Infarct Size Measurement
All the hearts were harvested at 30d and embedded in optimal cutting temperature (OCT) compound (Sakura Finetek USA Inc, Torrance, Calif). The infarct and peri-infarct regions were cut into three transverse sections then and stained by Masson trichrome and hematoxylin–eosin (HE). The stained sections were measured and calculated for the average ratio of fibrosis area (blue) to the entire LV area (percentage of fibrosis area), and the average ratio of the reduced LV wall thickness in the scarred area to the intact LV wall thickness from three different sites in each wall (LV wall thinning %). For each slice, 10 randomly selected fields were captured (× 100) and images were digitized and analysed with a digital image analyser (MIQAS, Qiuwei Co, China).

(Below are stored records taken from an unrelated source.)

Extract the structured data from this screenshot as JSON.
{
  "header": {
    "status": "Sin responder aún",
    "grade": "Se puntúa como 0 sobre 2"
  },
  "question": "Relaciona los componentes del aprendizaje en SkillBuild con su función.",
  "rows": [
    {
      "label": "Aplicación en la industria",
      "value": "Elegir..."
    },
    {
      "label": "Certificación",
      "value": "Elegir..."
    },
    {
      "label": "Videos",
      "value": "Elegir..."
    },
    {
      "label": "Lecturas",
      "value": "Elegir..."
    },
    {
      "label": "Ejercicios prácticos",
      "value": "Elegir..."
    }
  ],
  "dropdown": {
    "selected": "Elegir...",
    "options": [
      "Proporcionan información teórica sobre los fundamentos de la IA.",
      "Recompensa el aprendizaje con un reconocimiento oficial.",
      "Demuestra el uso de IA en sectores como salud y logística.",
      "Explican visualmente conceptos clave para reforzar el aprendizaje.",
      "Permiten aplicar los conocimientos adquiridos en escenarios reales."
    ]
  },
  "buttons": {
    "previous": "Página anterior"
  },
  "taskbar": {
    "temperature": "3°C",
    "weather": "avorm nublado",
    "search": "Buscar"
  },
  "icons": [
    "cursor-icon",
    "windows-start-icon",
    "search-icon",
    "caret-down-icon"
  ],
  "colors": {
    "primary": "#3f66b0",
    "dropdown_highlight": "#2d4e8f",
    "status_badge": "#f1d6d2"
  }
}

Living ASCs Cell Count and Vessel Count in Necrotic Area
To count the living ASCs in heart sections, we used anti-human SRY antibody (Cat#MA5-17181, 1:200, Invitrogen, US) to trace the ASCs cells (ASCs used were only from human male). Six fields per heart section were randomly chosen and photographed under 40× magnification with a fluorescent microscope, and live cells (cells/mm2) were counted in every tenth heart section across the entire region of interest.
For vascular counting, we used anti-human CD31 (Cat#ab32457, 1:200, Abcam, Shanghai) to stain the newly formed capillaries. The number of capillaries was counted under a light microscope (magnification × 250, OLYMPUS BH2, Japan) for 10 random fields in each transverse slice and presented as the mean number of blood vessels per unit area (number/mm2). Both of these performances were repeated in 8 separate sections per heart. Two independent observers were blinded to the identity of the tissues.
Statistics were performed using SPSS 17.0 Software. Data are expressed as Mean ± Standard Error. Statistical comparisons were made using an unpaired t-test or one-way analysis of variance followed by Bonferroni multiple comparison post hoc tests where appropriate. The results were considered statistically significant when P<0.05.